Adults have about 5.5 liters of blood inside the circulatory system (arteries/veins/heart/pulmonary circulation) or "intravascular space." When about 40% of blood is lost from the intravascular space (so about 2 liters), the circulatory system collapses, and you die.
Clinical Review: Hemorrhagic Shock (PubMed, 2004):
Intrathoracic injuries, especially to the lung, heart, or the great
vessels, can result in the loss of several liters of blood into the
thorax without external evidence of hemorrhage. Intra-abdominal
injuries to solid organs (spleen and liver) and great vessels
(ruptured aneurysm, penetrating injury to intra-abdominal vessels) can
cause rapid loss of the entire blood volume into the abdomen.
From these examples you can see that internal bleeding does not break the skin.
During deep breathing, your chest volume can increase by 5 liters and nothing breaks. When gas builds in your intestine, the volume of your abdomen can increase by more than 5 liters, which results in obvious abdominal distension, and the skin does not break.

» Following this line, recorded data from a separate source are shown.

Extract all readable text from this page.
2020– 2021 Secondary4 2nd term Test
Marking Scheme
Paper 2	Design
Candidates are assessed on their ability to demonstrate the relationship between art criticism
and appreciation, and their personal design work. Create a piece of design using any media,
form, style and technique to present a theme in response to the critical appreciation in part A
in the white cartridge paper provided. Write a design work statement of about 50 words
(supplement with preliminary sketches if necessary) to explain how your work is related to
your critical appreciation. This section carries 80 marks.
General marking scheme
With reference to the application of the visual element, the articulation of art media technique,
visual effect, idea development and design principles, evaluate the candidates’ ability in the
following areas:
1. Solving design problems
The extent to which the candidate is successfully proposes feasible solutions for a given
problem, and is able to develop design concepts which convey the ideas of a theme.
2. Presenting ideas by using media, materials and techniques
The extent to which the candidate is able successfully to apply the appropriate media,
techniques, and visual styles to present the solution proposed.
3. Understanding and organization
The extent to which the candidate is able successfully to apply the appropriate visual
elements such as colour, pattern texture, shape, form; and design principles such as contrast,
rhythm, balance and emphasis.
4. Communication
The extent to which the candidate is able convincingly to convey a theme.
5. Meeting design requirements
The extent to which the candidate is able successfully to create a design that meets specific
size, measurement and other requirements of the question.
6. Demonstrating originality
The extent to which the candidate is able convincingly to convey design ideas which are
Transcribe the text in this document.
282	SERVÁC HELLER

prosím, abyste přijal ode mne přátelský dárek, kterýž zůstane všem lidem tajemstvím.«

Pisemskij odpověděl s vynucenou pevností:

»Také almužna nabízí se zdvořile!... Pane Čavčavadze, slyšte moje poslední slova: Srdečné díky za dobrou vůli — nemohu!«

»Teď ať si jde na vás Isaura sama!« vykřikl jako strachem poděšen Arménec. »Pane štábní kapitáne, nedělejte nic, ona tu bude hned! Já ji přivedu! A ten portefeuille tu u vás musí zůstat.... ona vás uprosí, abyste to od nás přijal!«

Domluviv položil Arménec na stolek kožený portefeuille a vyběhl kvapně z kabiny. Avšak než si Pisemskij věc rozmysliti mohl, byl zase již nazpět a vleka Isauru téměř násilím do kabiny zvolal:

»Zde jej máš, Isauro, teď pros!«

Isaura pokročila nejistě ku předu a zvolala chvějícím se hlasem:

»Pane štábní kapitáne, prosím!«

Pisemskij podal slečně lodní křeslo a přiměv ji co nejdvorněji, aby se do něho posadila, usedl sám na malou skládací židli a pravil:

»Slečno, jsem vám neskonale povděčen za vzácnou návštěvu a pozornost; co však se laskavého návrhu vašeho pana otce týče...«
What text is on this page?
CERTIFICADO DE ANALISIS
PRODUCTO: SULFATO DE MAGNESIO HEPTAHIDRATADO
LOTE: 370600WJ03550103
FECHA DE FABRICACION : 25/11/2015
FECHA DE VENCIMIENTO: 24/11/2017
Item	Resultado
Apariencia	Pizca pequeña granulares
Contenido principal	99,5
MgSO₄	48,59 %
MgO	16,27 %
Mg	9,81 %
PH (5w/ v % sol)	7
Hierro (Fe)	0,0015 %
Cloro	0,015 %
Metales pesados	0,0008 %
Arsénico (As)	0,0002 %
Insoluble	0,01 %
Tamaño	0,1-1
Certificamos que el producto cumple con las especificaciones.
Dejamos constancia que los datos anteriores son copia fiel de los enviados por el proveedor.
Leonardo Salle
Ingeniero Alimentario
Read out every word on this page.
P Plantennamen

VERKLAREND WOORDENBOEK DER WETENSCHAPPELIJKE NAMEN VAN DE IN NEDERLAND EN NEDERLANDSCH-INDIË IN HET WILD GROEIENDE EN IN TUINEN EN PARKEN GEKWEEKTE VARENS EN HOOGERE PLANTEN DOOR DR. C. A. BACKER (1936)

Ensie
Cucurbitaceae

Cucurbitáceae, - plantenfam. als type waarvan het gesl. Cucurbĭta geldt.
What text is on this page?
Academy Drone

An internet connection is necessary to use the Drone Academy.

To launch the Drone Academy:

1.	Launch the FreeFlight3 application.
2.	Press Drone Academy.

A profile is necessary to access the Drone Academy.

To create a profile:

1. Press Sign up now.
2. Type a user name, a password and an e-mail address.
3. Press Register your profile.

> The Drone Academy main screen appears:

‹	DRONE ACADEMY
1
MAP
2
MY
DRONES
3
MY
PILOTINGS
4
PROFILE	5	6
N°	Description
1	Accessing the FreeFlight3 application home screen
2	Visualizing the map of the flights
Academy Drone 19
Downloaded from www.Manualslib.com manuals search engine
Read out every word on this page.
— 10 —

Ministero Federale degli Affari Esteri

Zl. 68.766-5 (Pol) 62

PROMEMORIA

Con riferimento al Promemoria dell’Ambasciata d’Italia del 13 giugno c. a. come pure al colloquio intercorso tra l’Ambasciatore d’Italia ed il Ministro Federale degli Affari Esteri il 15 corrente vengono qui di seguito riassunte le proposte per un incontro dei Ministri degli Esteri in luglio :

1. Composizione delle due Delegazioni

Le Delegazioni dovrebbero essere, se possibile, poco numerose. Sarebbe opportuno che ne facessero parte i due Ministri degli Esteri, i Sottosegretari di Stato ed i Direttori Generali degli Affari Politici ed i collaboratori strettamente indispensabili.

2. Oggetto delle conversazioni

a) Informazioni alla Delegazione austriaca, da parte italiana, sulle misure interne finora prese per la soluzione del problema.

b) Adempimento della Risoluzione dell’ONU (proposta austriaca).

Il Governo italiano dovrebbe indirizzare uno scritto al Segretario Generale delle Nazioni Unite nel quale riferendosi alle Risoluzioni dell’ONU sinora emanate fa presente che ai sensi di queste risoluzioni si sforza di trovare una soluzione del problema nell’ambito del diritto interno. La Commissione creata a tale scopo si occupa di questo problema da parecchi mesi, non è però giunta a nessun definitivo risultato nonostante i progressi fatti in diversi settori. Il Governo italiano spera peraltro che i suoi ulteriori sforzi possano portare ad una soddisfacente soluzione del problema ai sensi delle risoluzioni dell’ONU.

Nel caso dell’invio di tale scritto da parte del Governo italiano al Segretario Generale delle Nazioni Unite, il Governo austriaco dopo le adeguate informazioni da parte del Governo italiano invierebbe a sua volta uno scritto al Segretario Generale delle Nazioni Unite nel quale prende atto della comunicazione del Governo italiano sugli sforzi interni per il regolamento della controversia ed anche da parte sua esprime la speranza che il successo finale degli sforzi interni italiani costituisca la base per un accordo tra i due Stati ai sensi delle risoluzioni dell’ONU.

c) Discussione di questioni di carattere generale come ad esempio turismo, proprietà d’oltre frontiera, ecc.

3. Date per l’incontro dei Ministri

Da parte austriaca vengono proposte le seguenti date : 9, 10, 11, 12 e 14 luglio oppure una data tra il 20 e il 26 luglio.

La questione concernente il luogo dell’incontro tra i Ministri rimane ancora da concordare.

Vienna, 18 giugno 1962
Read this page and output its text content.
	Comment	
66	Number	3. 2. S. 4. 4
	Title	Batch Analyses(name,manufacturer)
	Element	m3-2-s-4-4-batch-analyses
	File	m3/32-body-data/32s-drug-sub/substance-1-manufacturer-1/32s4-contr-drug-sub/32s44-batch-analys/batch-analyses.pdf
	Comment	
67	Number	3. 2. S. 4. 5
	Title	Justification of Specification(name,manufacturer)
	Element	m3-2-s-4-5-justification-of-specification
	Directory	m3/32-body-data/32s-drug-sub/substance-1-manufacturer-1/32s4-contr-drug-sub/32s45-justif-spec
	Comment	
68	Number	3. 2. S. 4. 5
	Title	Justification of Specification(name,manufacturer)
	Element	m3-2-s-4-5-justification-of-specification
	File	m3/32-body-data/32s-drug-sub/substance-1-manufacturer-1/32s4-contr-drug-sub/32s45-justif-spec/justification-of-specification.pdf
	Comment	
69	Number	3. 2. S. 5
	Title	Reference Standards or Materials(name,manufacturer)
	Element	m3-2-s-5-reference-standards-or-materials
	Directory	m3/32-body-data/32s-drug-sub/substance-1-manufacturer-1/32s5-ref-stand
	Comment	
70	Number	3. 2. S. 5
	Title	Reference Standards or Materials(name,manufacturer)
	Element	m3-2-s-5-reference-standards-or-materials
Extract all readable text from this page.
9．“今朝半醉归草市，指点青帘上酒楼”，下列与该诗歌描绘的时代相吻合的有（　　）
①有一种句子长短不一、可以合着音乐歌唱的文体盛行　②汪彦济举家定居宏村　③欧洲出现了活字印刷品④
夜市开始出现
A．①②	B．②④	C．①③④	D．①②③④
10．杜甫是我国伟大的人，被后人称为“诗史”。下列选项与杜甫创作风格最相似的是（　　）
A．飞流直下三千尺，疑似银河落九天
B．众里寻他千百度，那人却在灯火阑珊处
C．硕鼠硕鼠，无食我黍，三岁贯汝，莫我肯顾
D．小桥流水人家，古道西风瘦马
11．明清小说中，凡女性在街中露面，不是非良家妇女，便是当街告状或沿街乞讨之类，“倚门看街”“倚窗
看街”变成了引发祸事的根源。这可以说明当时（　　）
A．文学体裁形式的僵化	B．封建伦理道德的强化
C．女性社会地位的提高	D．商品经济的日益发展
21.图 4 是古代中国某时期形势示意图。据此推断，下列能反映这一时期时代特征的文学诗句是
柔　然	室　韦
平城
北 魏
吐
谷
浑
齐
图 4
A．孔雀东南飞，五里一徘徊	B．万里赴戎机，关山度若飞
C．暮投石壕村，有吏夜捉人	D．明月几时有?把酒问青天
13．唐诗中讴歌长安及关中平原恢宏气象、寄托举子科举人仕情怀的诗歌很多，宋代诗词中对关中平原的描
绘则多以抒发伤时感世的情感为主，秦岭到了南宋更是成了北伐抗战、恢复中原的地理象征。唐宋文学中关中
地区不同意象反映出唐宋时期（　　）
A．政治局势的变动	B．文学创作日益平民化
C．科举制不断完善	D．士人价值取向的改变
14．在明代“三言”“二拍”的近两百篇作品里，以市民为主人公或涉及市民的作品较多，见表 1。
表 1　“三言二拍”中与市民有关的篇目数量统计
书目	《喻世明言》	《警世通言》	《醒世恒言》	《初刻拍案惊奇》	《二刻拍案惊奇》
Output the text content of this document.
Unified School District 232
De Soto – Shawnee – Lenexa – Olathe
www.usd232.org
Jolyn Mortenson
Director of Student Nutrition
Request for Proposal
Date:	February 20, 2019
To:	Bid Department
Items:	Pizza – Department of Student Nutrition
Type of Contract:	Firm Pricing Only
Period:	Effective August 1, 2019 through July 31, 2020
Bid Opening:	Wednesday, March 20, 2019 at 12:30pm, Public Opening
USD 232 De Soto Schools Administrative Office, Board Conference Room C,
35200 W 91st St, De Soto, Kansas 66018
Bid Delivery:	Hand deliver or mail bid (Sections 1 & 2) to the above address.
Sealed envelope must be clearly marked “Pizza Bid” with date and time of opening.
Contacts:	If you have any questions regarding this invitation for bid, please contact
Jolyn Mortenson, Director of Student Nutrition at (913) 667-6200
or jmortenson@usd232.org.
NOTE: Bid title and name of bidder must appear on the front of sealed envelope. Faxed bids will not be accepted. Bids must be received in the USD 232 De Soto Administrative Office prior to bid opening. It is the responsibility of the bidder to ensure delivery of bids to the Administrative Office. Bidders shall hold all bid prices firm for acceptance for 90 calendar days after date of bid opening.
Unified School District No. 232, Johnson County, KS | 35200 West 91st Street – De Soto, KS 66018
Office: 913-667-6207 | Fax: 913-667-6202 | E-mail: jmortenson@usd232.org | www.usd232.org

Let's say that a systolic (upper) arterial blood pressure in a healthy adult is about 120 mm Hg. When an artery breaks and the blood escapes into the chest or abdominal cavity, it instantly loses most of the pressure. If the blood accumulates in a cavity and the pressure within it rises to 120 mm Hg, the blood will no longer escape from the arteries and the pressure in a cavity will no longer increase. But the pressure in the chest or abdominal cavity is very unlikely to increase so much just from few liters of blood, because these cavities are quite expandable, mostly due to the diaphragm muscle that can move up or down a lot. I don't know exact pressures in internal bleeding, but, in one case, removal of 4.5 liters of fluid in a patient with ascites, decreased intraabdominal pressure by only 15 mm Hg (from 45 to 30 mm Hg) (ajemjournal.com).
Another comparison: Average see-level atmospheric pressure is 760 mm Hg.
In compartment syndrome (due to bleeding or muscle swelling), the pressure in a limb can increase to as high as 240 mm Hg, but I have never read this would result in skin rupture. Google search for "compartment syndrome" "skin rupture" also does not give any meaningful results.
Somewhat injured skin could break due to a hematoma buildup beneath it, but this is probably not what you are asking.
What happens with the blood in the chest or abdominal cavity? It is slowly decomposed and reabsorbed within weeks/months. Some internal scars (adhesions) may develop as a complication.